Since this week’s WellCommons has a “mature living” theme, I thought I would focus this week’s column on two of the more mature people I know: my parents.

To be honest, I can’t remember the last time they were this thrilled with me. And I know it has everything with do with my beautiful, 9-month-old daughter.

My mom and dad officially became grandparents with the birth of Lily last October. They were never the types to bug me about having kids, but when I told them one was on the way they got just as emotional as I did.

Even though they live more than 500 miles away, they came to Lawrence to help me set up the baby furniture and were out here shortly after she entered the world.
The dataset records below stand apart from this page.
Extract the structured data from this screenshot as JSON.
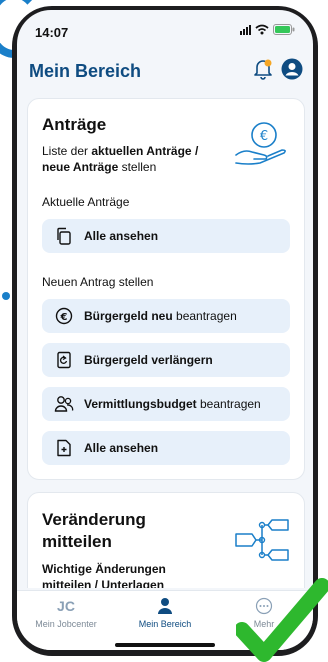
{
  "status": {
    "time": "14:07"
  },
  "header": {
    "title": "Mein Bereich",
    "bell_icon": "bell-icon",
    "profile_icon": "user-icon"
  },
  "antraege": {
    "title": "Anträge",
    "subtitle_pre": "Liste der ",
    "subtitle_bold1": "aktuellen Anträge /",
    "subtitle_bold2": "neue Anträge",
    "subtitle_post": " stellen",
    "current_label": "Aktuelle Anträge",
    "current_all": "Alle ansehen",
    "new_label": "Neuen Antrag stellen",
    "buergergeld_neu_bold": "Bürgergeld neu",
    "buergergeld_neu_rest": " beantragen",
    "verlaengern": "Bürgergeld verlängern",
    "vermittlung_bold": "Vermittlungsbudget",
    "vermittlung_rest": " beantragen",
    "new_all": "Alle ansehen"
  },
  "veraenderung": {
    "title_line1": "Veränderung",
    "title_line2": "mitteilen",
    "subtitle_line1": "Wichtige Änderungen",
    "subtitle_line2": "mitteilen / Unterlagen"
  },
  "tabs": [
    {
      "label": "Mein Jobcenter",
      "icon_text": "JC"
    },
    {
      "label": "Mein Bereich"
    },
    {
      "label": "Mehr"
    }
  ],
  "colors": {
    "brand": "#0f4c81",
    "button_bg": "#e7f0fa",
    "check": "#2eb82e"
  }
}
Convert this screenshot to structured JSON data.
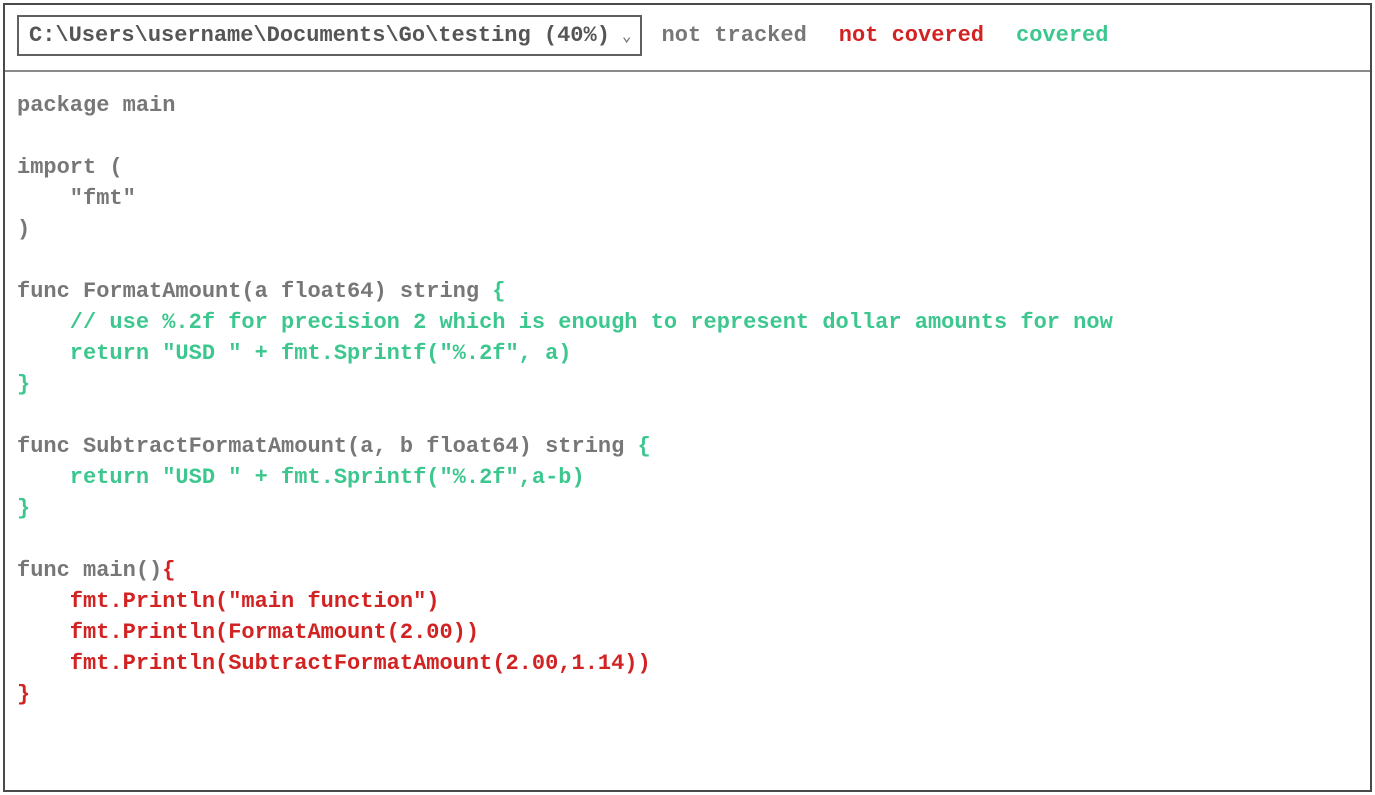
{
  "toolbar": {
    "file_path": "C:\\Users\\username\\Documents\\Go\\testing (40%)",
    "legend": {
      "not_tracked": "not tracked",
      "not_covered": "not covered",
      "covered": "covered"
    }
  },
  "colors": {
    "not_tracked": "#777777",
    "not_covered": "#d22222",
    "covered": "#3cc78e"
  },
  "code": {
    "l1": "package main",
    "l2": "",
    "l3": "import (",
    "l4": "    \"fmt\"",
    "l5": ")",
    "l6": "",
    "l7": "func FormatAmount(a float64) string ",
    "l7b": "{",
    "l8": "    // use %.2f for precision 2 which is enough to represent dollar amounts for now",
    "l9": "    return \"USD \" + fmt.Sprintf(\"%.2f\", a)",
    "l10": "}",
    "l11": "",
    "l12": "func SubtractFormatAmount(a, b float64) string ",
    "l12b": "{",
    "l13": "    return \"USD \" + fmt.Sprintf(\"%.2f\",a-b)",
    "l14": "}",
    "l15": "",
    "l16": "func main()",
    "l16b": "{",
    "l17": "    fmt.Println(\"main function\")",
    "l18": "    fmt.Println(FormatAmount(2.00))",
    "l19": "    fmt.Println(SubtractFormatAmount(2.00,1.14))",
    "l20": "}"
  }
}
Their patience for my relative immaturity now seems endless. They no longer complain about making an nine-hour drive to see me. They no longer yell at me when I ask for money. All thanks to my baby.

“It’s fun to buy her stuff, watch her grow up and not have to get up with her at night and when she’s sick,” said my mother, Vicki, a 62-year-old nurse who lives near Chicago, delighted that the karma from all the sleepless nights I caused her is finally catching up to me. “It’s fun to see how she looks like you sometimes. I see a lot of you in her: her expressions and stuff.”

My mother said she wishes Lily lived closer, but at least we’re in the age of the smartphone. And, boy, does my mom take advantage of that FaceTime! Also, whenever I come home to find Amazon boxes on my front stoop, I know it’s grandma showering grandbaby with love from afar. “It’s fun to spoil your grandchildren!” she said. (Let’s slow down on the plural form there, ma.)

My father, James, said it took a while for it to register that he actually was a grandfather. Now he can’t imagine not being one.

“Before there was just you and your sister, Emma, and now there’s Lily, too!” said my dad, 66, a retired truck driver and junior college professor. “Someday, Lily will have children” — we should slow down here, as well — “and her children will have children, and the cycle will go on. In the beginning, I didn’t see that, I didn’t feel that. Now I’m starting to get a bigger picture of what life is all about.”

One thing I’ve learned from this experience is that making your mom and dad grandparents will blind them (temporarily, at least) to your own faults.

“I kind of forgot I had children,” my mom said. “I only think about Lily.”